A. One regulation governing consumer data collection is CalOPPA, a California statute that seeks to improve the transparency of a company’s data privacy practices. A New Hampshire business is subject to CalOPPA if it gathers personal information online about any California resident.
This information includes first and last names, addresses, emails, telephone numbers, and other similar information. Since most online footprints are nationwide and it is often difficult to differentiate California residents from other customers, businesses should simply comply with CalOPPA to avoid unknowing violations.
Violations of CalOPPA are enforced through California’s Unfair Competition Law. A company that does not comply with CalOPPA may be subject to penalties of up to $2,500 for each violation. With respect to mobile applications, the penalty is assessed each time the application is downloaded by a California resident.

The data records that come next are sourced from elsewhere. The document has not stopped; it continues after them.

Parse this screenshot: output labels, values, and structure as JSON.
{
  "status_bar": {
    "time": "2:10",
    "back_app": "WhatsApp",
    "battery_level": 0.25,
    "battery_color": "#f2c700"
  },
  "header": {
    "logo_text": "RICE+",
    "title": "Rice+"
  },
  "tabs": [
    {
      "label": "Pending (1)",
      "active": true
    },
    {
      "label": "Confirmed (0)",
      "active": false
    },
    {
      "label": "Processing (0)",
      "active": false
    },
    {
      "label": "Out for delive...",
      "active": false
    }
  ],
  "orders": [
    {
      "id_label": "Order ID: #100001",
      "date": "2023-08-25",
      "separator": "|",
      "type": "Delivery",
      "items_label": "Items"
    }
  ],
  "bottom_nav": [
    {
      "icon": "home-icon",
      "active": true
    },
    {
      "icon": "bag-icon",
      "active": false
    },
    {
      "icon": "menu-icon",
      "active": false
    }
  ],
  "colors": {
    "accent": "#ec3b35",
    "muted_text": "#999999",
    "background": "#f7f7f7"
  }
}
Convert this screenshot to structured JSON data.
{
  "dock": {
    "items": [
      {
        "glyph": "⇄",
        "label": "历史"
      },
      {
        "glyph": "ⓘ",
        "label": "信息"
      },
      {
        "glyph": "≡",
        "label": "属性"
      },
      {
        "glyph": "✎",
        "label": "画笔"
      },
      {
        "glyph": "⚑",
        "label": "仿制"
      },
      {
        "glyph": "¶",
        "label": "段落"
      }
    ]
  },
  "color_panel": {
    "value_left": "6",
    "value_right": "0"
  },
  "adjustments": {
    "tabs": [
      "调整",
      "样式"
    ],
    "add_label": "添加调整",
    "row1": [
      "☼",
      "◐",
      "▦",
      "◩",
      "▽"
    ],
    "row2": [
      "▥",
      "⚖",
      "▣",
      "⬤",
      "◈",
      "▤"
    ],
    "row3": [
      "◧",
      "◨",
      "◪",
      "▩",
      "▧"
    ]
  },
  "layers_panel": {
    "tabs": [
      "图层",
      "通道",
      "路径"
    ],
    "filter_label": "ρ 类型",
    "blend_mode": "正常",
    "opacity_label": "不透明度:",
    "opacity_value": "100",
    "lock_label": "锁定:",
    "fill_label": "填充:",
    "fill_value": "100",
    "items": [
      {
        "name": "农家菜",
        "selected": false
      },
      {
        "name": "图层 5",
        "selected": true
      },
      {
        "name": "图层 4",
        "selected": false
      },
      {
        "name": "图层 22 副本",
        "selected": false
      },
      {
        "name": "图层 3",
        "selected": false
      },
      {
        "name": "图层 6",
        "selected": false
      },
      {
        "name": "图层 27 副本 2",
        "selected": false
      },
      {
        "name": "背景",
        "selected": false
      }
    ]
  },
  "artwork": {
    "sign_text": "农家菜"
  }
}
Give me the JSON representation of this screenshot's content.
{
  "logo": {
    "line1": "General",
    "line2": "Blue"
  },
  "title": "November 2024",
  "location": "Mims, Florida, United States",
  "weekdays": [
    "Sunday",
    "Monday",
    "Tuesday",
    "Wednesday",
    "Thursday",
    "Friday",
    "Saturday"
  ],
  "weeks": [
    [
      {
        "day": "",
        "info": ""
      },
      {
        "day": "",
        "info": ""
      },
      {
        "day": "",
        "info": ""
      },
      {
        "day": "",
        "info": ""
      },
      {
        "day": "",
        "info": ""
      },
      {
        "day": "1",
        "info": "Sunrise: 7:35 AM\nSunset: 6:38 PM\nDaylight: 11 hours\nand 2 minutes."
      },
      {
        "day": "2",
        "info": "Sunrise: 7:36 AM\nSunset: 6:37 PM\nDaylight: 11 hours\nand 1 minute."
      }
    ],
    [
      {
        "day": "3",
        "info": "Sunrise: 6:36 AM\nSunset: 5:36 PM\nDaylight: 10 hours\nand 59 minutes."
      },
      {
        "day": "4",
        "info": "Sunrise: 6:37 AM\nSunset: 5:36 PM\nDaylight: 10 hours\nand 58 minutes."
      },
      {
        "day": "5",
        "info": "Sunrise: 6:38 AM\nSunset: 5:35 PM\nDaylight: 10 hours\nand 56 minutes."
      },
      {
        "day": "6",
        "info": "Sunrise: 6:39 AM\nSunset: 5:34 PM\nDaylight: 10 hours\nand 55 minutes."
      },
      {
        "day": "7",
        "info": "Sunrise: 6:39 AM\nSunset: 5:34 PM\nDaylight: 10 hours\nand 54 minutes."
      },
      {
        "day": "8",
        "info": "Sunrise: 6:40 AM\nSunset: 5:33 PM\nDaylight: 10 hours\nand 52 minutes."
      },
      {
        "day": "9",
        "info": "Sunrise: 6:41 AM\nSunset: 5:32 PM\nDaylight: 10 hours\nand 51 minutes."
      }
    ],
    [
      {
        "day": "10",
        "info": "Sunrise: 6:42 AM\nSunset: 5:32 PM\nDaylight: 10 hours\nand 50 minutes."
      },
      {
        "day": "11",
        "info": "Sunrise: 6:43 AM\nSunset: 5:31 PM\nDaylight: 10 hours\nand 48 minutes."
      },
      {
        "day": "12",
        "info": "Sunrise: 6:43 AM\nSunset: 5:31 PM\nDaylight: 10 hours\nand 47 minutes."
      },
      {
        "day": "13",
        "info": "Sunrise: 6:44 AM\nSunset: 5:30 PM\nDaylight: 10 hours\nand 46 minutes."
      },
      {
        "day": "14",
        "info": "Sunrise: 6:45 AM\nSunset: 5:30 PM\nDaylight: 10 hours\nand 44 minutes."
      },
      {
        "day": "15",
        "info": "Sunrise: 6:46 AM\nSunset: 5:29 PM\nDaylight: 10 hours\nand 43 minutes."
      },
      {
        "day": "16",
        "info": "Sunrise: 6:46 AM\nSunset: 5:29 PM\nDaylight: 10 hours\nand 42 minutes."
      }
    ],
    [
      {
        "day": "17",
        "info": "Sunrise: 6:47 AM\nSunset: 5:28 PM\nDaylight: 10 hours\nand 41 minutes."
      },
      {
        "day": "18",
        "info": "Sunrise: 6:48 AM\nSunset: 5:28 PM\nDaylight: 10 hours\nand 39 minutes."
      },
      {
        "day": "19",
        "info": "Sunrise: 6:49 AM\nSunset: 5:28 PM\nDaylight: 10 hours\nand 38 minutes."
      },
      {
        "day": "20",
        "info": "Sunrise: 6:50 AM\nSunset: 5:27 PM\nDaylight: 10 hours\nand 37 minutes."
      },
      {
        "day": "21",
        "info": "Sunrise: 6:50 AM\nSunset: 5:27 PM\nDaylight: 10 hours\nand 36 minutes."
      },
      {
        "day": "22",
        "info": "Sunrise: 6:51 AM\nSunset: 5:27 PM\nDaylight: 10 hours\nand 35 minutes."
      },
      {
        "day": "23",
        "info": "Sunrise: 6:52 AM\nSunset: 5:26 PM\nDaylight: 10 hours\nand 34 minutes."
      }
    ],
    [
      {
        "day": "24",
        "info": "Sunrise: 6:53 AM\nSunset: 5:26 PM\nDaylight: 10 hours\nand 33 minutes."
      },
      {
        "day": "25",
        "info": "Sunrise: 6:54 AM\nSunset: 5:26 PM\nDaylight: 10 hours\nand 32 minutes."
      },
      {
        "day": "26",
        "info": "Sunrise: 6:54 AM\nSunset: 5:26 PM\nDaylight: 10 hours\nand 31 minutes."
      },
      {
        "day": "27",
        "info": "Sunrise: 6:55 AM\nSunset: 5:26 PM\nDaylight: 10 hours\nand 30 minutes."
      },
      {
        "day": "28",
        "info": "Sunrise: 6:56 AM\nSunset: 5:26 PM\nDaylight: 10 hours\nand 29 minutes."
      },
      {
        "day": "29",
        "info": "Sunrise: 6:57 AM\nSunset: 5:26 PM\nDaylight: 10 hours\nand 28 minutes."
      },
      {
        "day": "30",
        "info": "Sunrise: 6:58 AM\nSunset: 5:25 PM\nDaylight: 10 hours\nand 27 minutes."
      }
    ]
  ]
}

In 2012, the California Attorney General informed hundreds of noncomplying companies (including those outside of California) that they would be fined if they did not bring their mobile applications into compliance. More recently, California Attorney General Kamala D. Harris released a new tool for consumers to report noncomplying websites, mobile applications and online services.
Given the rise in enforcement and the potential risk of exposure, it is crucial that all New Hampshire companies review their privacy policies to ensure compliance with CalOPPA.